Z drugiej strony gdyby każda rekrutacja zamykała się w godzinie, to by było spoko. Problemem są wieloetapowe rekrutacje, z których z nic nie wynika, a z drugiej strony zostało wykonane dużo roboty jeśli chodzi o sprawdzenie czyjejś wiedzy. (chociaż koniec końców z każdej rekrutacji sam kandydat może wyciągnąć wnioski i dużo się nauczyć i później pójść na rekrutację do innych firm i już będzie znać odpowiedzi na pytania, na które nie znał odpowiedzi wcześniej).

1

Nie chcę standardyzacji poziomów programowania. Z kilku przyczyn.

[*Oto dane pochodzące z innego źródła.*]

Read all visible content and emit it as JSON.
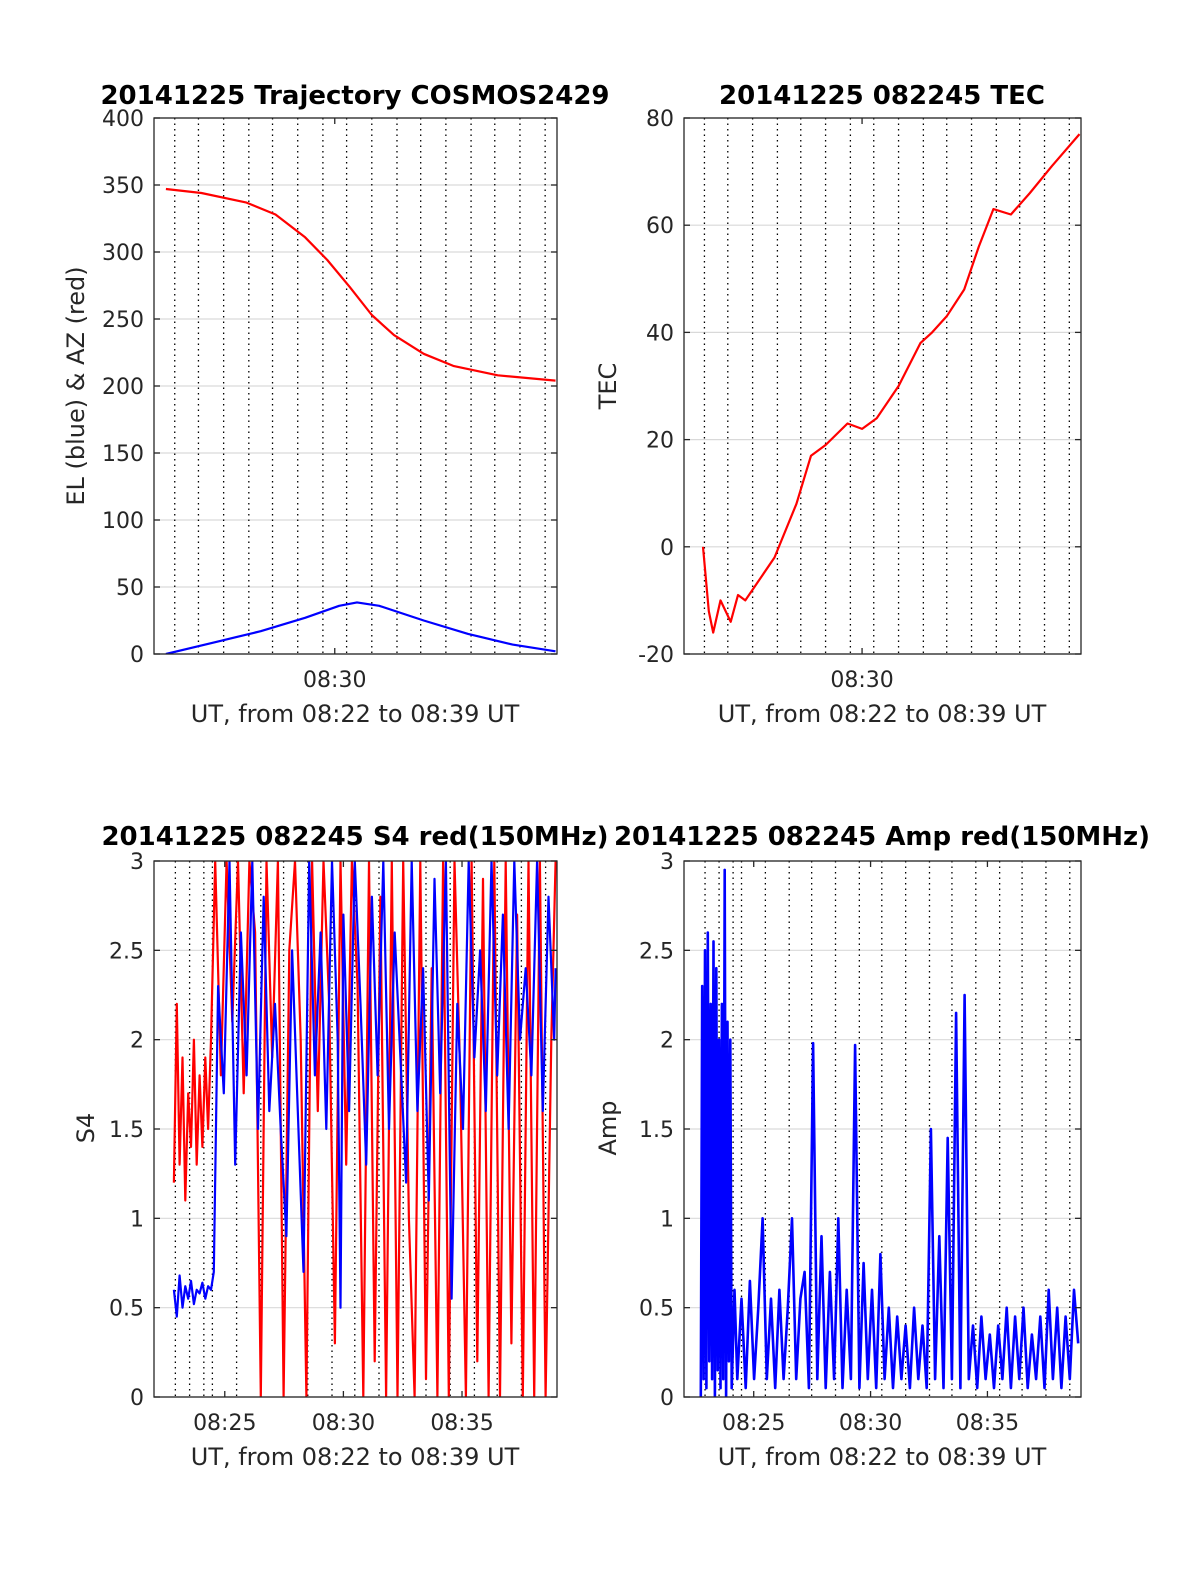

  1. Przecież rzeczy w programowaniu się zmieniają, i to dosyć często. Sam pamiętam okresy, gdzie po dwóch latach nie skupiania się zbytnio na typowym stacku moja wiedza była dosyć przestarzała.
  2. Różni ludzie zwracają uwagę na różne rzeczy. To, że mi się podoba, że ktoś potrafi rozwiązać zadanie algorytmiczne, nie oznacza, że będzie w stanie rozwiązać inny typ zadania algorytmicznego.
  3. Skill w programowaniu jest niemierzalny. Da się go ocenić, ale nie istnieje miarka którą jesteś w stanie tego skilla zmierzyć.
  4. W rozmowach jest fajne właśnie to, że można się z nich uczyć, a czasami pochwalić się pewnymi rzeczami. Na teście nie podyskutuję sobie czy Python w kontekście Big Data nadaje się do czegoś więcej niż proste skrypty z pandas i PySparkiem.
2

Mi na przykład bardzo podobają się rozmowy rekrutacyjne lekarzy. Przez to, że każdy musi być po wymagających studiach, skończył staż a potem 6 letnią speckę i cały ten system edukacji jest usystematyzowany to rozmowy potem wyglądają tak:

  • Gdzie wcześniej pracowałeś/aś, gdzie dalej pracujesz?
  • X i Y
  • Ile godzin w tygodniu jesteś w stanie tu pracować?
  • 20h
  • Jaka stawka?
  • X zł /h + vat
  • Zapraszamy.

U nas nie ma chyba na to szans. Każdy ma inną wiedzę, inne wykształcenie, inne doświadczenia i inne rzeczy mogą być wymagane w każdej firmie.

2

gorzej jak wyjdzie słaby wynik i nie będziesz mógł go poprawić.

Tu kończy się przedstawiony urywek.